As Braver reads the early Wittgenstein, here we have a philosopher who sees attempts to become happy by achieving our desires as a 'sucker's game', since the world is always changing and is largely out of our control. As one of Braver's many lovely metaphors has it 'The dice are loaded - determined, even - and the house always wins in the end. Even the most fortunate face the inescapable sufferings endemic to human life.' And so we do best - in Schopenhauerian, Buddhistic mode - to withdraw from the game, quiet the will, accept how things turn out, rise above the 'circulation of pleasures and pains', disidentify with the desirous and dying body, and see the world sub specie aeterni. In this way one becomes 'absolutely safe': nothing can harm you - nothing can even befall you - since who you are is not something which sets itself over against what can happen. The Ego Ideal collapses back into the Ego.

In an earlier section of the book Braver describes the commonalities between the early Heidegger and the later Wittgenstein on the significance of absorbed coping, praxis, automaticity, the tacit, the ready-to-hand. If we lose sight of this we wrongly project the form of attention and thought deployed in philosophical reasoning - disengaged, reflective, contemplative, calculative, present-at-hand - onto our basic epistemic situation - and thereby generate unnecessarily for ourselves a whole host of sceptical problematics and banalising and intellectualised versions of the human condition. But as Braver also notes, whilst the first half of Being and Time constitutes a paean to Dasein's praxical immersedness, the latter half praises the authentic moment of choice when I pull back from an automated immersion in taken-for-granted
communal structures of meaning, and make a decision regarding how myself to live, what to do, coming off auto-pilot: becoming a pure moment of will. So whereas 'Wittgenstein warns us against willing, Heidegger presses it upon us, echoing Kierkegaard's Judge William's exhortation to make the most fundamental choice - choosing to choose, to make decisions deliberately rather than coasting on the inertia of our community and our past'.

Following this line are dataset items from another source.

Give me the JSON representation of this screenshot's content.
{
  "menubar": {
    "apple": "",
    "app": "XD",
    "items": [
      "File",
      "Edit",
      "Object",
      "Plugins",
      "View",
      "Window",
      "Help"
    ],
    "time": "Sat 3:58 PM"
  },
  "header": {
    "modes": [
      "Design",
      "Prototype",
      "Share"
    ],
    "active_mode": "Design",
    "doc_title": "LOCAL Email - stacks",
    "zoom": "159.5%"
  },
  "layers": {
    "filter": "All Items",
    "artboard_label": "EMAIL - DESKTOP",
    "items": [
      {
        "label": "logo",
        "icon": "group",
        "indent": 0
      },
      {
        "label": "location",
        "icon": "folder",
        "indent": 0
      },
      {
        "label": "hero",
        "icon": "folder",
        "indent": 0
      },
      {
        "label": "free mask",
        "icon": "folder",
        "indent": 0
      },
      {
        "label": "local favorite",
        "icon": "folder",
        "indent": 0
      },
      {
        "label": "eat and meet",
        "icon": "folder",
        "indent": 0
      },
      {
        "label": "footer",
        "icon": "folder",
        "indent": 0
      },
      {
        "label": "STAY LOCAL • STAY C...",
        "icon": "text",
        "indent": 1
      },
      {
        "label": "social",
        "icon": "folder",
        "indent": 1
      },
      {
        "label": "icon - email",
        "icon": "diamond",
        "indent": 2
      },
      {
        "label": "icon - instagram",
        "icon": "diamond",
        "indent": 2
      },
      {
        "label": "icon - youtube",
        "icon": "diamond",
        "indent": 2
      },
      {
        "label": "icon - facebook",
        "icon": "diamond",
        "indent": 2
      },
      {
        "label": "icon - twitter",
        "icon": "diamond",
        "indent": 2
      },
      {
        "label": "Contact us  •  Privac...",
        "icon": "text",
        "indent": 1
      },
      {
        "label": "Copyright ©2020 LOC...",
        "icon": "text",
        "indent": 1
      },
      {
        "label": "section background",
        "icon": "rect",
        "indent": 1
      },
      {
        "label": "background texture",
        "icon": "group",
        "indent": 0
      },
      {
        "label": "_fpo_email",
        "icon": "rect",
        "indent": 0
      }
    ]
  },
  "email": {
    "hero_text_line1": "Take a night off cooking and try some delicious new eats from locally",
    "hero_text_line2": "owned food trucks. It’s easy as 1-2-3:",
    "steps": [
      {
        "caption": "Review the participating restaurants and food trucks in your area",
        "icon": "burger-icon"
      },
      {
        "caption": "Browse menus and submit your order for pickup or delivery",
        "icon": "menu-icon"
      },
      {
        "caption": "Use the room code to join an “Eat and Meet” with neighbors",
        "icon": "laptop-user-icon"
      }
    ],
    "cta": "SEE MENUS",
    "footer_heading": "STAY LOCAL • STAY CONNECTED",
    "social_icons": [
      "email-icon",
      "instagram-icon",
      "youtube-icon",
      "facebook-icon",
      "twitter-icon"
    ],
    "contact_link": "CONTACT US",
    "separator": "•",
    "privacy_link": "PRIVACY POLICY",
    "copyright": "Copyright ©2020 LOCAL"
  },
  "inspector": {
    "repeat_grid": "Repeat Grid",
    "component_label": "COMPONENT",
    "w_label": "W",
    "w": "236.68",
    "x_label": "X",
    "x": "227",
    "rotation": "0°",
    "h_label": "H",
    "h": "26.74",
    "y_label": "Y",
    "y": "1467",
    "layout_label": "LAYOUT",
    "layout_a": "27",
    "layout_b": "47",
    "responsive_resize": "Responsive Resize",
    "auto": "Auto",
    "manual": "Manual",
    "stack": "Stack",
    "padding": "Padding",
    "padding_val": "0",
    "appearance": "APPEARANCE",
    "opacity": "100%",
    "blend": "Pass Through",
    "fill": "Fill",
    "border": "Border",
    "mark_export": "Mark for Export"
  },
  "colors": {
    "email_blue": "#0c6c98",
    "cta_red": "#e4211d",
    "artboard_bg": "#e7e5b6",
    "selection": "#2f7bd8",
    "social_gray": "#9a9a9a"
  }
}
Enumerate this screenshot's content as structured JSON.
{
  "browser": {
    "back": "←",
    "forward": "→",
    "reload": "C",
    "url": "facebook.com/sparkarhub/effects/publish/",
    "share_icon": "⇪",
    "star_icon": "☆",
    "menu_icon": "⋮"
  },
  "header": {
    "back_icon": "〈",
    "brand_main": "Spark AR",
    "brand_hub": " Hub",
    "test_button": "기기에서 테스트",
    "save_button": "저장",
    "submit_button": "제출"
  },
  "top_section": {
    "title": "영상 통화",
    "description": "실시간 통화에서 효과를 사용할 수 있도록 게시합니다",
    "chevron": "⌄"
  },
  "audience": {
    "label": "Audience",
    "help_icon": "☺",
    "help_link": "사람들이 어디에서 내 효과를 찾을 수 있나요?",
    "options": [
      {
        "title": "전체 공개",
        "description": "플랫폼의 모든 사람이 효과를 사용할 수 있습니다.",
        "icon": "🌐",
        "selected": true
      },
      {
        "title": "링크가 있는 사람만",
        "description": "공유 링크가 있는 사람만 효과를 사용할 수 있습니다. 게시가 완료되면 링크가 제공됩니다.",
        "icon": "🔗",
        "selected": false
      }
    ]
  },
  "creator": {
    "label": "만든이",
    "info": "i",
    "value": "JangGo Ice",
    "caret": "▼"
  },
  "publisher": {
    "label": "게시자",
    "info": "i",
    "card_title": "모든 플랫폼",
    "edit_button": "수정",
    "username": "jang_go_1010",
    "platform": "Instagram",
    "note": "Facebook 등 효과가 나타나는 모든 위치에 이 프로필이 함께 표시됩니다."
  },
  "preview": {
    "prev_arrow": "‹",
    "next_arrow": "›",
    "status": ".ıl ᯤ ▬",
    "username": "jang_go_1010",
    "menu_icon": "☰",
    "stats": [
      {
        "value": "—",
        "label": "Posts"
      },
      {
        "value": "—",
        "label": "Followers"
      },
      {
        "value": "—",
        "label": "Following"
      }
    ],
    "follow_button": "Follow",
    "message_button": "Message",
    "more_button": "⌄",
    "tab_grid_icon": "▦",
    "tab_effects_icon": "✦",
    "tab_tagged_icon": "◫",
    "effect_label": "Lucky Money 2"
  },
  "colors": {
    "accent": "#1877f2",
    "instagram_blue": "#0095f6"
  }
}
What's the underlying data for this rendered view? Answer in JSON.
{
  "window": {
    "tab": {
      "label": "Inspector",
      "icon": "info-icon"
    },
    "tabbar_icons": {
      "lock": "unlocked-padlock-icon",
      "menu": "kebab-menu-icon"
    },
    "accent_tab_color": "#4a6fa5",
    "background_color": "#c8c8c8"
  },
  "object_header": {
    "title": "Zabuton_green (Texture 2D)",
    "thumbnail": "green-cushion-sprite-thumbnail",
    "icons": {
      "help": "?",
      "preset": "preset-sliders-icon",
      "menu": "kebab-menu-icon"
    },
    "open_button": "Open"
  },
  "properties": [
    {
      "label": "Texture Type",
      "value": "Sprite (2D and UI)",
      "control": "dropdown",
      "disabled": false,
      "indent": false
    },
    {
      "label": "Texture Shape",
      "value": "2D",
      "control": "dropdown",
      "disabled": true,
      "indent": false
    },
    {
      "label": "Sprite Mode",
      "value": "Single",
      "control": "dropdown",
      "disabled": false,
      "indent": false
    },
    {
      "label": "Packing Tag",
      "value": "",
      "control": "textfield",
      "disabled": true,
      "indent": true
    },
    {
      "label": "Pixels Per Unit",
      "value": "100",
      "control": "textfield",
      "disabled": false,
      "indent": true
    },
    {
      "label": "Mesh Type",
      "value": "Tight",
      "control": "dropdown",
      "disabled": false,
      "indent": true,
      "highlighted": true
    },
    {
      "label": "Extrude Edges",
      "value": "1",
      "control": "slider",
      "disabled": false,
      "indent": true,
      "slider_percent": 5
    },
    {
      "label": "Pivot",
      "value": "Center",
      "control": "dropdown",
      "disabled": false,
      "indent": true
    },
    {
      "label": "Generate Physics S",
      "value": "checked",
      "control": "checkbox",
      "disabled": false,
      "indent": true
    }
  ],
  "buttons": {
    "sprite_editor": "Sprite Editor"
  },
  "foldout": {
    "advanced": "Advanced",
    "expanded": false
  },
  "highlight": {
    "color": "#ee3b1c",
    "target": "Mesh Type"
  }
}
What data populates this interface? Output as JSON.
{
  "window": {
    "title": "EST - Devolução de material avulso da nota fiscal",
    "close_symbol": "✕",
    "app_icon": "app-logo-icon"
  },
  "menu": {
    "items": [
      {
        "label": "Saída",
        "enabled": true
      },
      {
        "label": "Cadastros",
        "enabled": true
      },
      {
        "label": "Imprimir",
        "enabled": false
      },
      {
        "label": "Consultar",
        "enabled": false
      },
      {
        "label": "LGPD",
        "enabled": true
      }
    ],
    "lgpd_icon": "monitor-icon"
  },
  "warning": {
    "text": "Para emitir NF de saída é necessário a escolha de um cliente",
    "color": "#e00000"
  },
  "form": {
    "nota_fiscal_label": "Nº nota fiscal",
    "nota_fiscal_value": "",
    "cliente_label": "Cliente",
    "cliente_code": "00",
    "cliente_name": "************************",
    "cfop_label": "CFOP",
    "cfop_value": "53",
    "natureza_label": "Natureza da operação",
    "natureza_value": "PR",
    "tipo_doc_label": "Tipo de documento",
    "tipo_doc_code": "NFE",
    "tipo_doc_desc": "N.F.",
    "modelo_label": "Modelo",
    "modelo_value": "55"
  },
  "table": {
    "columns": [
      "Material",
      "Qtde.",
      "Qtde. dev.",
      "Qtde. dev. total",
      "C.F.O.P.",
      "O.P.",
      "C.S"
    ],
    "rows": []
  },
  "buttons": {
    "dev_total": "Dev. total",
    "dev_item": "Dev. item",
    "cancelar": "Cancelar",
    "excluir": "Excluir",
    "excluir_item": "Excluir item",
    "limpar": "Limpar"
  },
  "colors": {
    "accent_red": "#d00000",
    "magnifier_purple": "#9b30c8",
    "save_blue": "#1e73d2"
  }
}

In this chapter Braver offers us no reconciliation. But we need one, don't we? We've all met people who are so radically afflicted by passive merely-watching-their-life will-less-ness, or by angry omnipotent will-full-ness (and we all have moments of these ourselves) that they either don't really exist or live a life of futile frustration! And the answer surely isn't some banal 'everything in moderation' or vapid hodgepodge - some humdrum bio-psycho-socio-spirituo gooey fudge for the soul.

The answer, as I see it, comes from the stoics. The fundamental question to be asked, in any situation, is: What is, and what is not, within the purview of my will? To what must I reconcile myself, and yet about what can I act? How can I be clear about this, not engage in shadow boxing but be no more passive than is required? In this way we can achieve the fullness of agency that comes from seizing what can be seized, and the releasement (Gelassenheit) that comes from not railing narcissistically against the gods. These two are in fact radically complementary: when I stop directing my energy into futile tantrums against the inevitable I have all the more of it available for fruitfully and rewardingly actively discharging my duties to myself and to others. And psychodynamic psychotherapy adds a further inflection. When it comes to the inner world, what enables us to engage in courageous action is first to take the courage to put down defences and in-actively suffer, simply absorb the living meaning of, feel, our feelings - feelings being our most fundamental manner of grasping the meaning of the changes in our relationships, prospects and projects.
Diana Fosha
 'Feel and deal' is how Diana Fosha pithily puts it.

It takes courage to act (deal), and it also takes courage to suffer (feel) - and it takes a mindful courage to recognise the difference.